Custom inboxes and filter presets are two of the most powerful tools available in the Agorapulse Inbox. Used together, they allow you to organize incoming messages by brand, team, or workflow so users can focus on what matters most to them without having to sift through unrelated content.

Custom inboxes are available on Professional, Advanced, and Custom plans. While filter presets require an Advanced or Custom subscription plan. Please reach out to our support team if you would like access to these features.

This article will cover:



How to plan your custom inbox structure

A custom inbox groups multiple social profiles into a single, focused view. Before creating any inboxes, it is worth thinking about:

  • Profiles & structure: How many social profiles do you manage, and do they belong to a single brand or multiple distinct entities (e.g., store locations, product lines, separate brands)?
    Example: "12 profiles 4 store locations each with Facebook, Instagram, TikTok" or "6 profiles for one brand across multiple networks"

  • Team: How many people handle inbox moderation, and do they each focus on specific profiles/entities, or does everyone work across all profiles?

    Example: "3 people, each owning a region" or "2 people covering everything"

  • Volume: Roughly how many inbox items (comments, DMs, mentions) do you receive per day across all profiles?
    Example: "~50/day", "200–500/day", "1,000+"

Note: For step-by-step instructions on creating a custom inbox, check out this article.

When to use a custom inbox

Custom inboxes work best when you manage two or more profiles that belong to a distinct entity, such as a brand, store location, region, or product line. If you only manage a single profile, a custom inbox is not necessary; the default profile view is sufficient.

Use the following rules to guide your structure:

Team type

Recommendation

Multiple entities, each with 2+ profiles

1 custom inbox per entity, containing ALL profiles for that entity across all networks

Single brand, 2+ profiles across networks

1 unified custom inbox with all profiles

Each entity has only 1 profile

No custom inboxes. Use the default profile view. Filter presets still apply.

Team specializes by entity

Align 1 custom inbox per ownership area (e.g., per CM, per region)

Team specializes by language/geography

1 custom inbox per language/region if each contains 2+ profiles

Conglomerate with disparate brands/shows

1 custom inbox per brand/show if each has 2+

profiles; otherwise, default profile view

Naming your custom inboxes

Use clear, descriptive names that reflect the entity or ownership area, for example, EMEA Region, Brand North America, or Store Locations – France. Avoid generic names like "Inbox 1" or "My Inbox."
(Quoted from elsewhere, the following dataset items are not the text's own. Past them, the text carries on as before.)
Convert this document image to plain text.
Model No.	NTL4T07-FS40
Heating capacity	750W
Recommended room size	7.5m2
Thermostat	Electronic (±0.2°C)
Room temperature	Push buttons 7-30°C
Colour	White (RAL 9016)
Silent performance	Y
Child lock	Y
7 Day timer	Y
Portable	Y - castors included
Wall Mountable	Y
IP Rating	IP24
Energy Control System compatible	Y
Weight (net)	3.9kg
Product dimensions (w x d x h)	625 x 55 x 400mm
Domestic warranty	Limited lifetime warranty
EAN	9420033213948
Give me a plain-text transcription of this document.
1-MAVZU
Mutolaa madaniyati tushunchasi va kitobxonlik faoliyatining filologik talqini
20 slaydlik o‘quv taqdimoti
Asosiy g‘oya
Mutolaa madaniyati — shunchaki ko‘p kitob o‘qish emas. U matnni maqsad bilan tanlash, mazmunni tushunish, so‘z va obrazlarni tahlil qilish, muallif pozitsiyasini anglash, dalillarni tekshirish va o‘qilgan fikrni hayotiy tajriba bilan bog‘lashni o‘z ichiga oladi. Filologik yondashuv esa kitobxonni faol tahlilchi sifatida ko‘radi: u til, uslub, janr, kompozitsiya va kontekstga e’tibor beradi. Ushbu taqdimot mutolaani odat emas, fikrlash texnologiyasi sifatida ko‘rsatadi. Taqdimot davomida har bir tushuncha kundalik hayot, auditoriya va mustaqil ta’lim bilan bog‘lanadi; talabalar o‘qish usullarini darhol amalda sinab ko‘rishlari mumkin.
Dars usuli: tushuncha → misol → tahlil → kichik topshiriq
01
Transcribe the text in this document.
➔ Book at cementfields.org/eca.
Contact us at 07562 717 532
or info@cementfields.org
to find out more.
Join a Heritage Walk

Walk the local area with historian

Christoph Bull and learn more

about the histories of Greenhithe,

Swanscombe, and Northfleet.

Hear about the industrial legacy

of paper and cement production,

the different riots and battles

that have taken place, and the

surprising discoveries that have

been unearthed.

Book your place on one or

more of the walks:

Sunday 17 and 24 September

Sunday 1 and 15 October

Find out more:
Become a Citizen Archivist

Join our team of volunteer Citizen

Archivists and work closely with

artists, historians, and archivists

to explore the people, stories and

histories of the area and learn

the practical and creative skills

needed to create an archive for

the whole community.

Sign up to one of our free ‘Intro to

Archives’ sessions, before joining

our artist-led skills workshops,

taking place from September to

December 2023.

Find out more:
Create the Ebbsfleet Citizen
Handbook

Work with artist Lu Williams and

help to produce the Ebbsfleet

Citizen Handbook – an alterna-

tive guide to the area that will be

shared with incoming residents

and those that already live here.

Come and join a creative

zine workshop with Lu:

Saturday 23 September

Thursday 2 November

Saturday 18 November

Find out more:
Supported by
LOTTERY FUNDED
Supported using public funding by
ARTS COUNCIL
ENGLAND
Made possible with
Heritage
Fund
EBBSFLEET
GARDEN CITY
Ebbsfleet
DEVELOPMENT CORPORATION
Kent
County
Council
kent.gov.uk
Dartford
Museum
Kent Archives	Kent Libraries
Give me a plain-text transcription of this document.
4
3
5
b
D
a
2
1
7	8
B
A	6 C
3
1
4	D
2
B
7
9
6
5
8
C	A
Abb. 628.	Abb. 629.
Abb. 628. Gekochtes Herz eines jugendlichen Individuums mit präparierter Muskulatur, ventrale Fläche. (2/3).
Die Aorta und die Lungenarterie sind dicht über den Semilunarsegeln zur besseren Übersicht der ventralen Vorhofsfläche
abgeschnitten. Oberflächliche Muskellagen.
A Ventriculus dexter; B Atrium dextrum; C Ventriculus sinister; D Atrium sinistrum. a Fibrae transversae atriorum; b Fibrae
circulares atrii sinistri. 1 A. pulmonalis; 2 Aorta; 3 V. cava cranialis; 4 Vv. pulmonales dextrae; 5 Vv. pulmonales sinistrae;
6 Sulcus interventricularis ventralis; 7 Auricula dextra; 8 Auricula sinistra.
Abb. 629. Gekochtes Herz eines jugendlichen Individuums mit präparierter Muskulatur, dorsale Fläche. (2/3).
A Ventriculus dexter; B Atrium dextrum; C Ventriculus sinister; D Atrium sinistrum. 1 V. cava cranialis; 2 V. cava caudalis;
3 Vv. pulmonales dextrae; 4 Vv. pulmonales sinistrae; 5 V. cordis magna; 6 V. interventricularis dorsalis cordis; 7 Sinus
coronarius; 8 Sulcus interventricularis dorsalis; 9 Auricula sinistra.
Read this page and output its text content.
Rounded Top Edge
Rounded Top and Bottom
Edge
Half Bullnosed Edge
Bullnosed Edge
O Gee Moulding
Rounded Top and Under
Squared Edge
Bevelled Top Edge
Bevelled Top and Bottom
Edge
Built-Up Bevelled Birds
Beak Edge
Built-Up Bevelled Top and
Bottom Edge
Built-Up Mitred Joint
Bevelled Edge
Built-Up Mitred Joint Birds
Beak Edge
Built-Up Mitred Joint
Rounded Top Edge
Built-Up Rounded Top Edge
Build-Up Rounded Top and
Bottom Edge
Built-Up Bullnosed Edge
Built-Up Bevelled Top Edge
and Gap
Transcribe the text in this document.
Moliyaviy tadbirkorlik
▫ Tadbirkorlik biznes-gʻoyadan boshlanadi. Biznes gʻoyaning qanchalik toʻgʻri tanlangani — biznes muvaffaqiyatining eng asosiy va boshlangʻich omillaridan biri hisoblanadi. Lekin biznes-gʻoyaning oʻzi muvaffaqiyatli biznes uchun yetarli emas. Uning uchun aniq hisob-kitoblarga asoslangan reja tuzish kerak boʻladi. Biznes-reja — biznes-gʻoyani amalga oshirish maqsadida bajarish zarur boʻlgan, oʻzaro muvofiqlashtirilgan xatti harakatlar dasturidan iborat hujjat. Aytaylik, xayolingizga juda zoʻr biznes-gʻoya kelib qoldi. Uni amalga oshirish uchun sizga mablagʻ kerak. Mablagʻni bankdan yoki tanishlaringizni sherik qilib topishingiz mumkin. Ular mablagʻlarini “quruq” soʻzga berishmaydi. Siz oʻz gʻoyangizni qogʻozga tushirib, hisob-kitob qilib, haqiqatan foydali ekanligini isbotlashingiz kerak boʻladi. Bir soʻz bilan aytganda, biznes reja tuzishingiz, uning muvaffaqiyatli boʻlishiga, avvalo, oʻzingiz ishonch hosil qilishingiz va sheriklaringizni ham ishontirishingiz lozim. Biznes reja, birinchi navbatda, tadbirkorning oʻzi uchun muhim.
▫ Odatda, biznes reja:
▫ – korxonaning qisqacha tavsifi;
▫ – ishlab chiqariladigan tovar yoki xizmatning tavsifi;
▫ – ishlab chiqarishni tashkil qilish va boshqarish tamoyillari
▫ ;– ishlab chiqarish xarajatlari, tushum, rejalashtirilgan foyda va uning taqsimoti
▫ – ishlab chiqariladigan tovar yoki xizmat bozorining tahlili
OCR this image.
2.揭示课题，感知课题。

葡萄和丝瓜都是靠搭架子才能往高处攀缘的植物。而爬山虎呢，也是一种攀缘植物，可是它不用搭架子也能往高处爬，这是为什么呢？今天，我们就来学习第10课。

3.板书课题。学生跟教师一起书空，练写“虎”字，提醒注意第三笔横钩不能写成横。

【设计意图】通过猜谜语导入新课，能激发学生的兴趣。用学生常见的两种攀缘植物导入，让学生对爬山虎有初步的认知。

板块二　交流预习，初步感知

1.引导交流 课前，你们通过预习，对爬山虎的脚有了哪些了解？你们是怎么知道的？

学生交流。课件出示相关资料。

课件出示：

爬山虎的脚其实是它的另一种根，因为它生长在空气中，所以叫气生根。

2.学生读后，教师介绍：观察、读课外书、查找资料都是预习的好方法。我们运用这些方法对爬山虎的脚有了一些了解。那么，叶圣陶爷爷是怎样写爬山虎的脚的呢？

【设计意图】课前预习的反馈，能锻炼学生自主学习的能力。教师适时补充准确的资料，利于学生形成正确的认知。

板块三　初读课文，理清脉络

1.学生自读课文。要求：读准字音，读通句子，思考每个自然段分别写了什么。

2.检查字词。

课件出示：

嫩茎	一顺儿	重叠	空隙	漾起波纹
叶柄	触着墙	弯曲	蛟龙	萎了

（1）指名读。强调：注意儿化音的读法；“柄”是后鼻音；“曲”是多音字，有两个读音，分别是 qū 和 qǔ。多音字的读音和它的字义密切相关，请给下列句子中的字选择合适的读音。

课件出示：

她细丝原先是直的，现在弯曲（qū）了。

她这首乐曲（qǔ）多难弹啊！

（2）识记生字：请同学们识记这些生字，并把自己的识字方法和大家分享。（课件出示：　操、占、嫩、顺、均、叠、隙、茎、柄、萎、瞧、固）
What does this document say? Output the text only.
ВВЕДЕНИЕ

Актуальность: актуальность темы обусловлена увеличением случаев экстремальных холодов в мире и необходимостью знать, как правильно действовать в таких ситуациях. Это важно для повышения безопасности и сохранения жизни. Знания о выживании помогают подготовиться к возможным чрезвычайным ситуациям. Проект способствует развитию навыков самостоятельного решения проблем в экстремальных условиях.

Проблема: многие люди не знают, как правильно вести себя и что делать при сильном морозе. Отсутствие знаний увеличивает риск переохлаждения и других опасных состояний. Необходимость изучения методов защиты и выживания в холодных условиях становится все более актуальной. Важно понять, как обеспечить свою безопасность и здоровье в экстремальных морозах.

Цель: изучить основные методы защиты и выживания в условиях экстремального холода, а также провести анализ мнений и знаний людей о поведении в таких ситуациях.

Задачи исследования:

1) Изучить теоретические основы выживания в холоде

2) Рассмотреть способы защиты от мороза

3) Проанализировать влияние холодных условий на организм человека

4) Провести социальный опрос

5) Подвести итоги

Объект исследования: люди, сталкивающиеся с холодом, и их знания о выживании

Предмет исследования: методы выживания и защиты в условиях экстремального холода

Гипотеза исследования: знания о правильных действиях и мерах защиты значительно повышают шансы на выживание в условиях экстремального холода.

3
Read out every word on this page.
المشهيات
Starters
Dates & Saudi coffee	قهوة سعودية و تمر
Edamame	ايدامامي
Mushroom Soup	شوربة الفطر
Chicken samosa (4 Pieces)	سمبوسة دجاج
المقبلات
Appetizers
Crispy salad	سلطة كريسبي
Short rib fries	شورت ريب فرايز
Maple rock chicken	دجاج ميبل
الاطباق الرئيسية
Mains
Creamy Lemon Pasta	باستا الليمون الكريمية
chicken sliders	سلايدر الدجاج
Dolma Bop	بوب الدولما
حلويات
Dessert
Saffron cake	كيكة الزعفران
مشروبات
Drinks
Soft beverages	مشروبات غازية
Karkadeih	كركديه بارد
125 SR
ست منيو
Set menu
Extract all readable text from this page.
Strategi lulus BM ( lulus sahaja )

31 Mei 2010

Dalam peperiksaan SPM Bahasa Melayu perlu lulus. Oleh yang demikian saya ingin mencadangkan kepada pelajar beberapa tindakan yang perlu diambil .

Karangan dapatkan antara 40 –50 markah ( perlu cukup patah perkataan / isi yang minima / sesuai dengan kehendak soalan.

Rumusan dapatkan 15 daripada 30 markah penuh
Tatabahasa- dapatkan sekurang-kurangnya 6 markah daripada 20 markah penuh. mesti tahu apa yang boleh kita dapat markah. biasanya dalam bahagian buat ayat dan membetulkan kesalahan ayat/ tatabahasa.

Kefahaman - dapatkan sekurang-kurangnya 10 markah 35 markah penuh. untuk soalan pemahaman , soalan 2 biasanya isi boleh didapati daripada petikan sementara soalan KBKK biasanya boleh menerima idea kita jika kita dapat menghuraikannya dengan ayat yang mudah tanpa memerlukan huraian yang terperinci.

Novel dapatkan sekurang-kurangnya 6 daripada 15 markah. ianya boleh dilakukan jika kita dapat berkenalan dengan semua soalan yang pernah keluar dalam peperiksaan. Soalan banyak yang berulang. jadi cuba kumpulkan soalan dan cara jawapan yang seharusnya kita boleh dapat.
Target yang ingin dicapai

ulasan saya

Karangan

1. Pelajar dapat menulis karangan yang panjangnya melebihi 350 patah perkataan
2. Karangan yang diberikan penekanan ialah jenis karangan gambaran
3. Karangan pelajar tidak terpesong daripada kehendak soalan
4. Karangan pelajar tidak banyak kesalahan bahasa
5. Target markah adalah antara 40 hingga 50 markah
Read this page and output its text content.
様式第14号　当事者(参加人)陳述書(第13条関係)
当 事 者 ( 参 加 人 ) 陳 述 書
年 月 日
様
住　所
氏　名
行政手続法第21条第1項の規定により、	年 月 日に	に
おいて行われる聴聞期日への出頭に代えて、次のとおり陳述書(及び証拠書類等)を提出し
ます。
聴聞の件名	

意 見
Guidelines to follow when creating a custom inbox

  • Always include all profiles for a given entity in the same custom inbox.

  • You shouldn't create a custom inbox for only some of the profiles belonging to a single entity

  • Don't create a custom inbox based on message type (for example, a "DMs inbox" or a "Comments inbox"). Message type belongs in filter presets, not inbox structure.



How to Plan Your Filter Presets

Filter presets let you save a specific combination of filters as a named, one-click view within the Inbox. They are designed to surface the items that matter most quickly and without requiring you to reapply filters each session.

Note: For step-by-step instructions on creating an Inbox Filter preset, check out this article.


How many presets to create

Start conservatively. A small number of well-chosen presets is far more effective than a long list that goes unused. Use your daily inbox volume as a guide:

Daily inbox volume

Recommended number of presets

Fewer than 50 items/day

2–3 presets

50–200 items/day

3–5 presets

200–500 items/day

5–7 presets

500+ items/day

7–10 presets (do not exceed 10)

How to construct a preset

Each preset should use exactly two filter criteria. Common combinations include:

  • Item type + review status (for example, DMs that are "To Review")

  • Sentiment + review status (for example, Negative items that are "To Review")

  • Label + review status (for example, items tagged "Support" that are "To Review")

Naming presets

  • Keep preset names between 7 and 15 characters. Names should be clear and purposeful. For example, DMs To Review, Ads Negative, or Unassigned. Try to avoid vague names like "test," "R," or "New Preset 3."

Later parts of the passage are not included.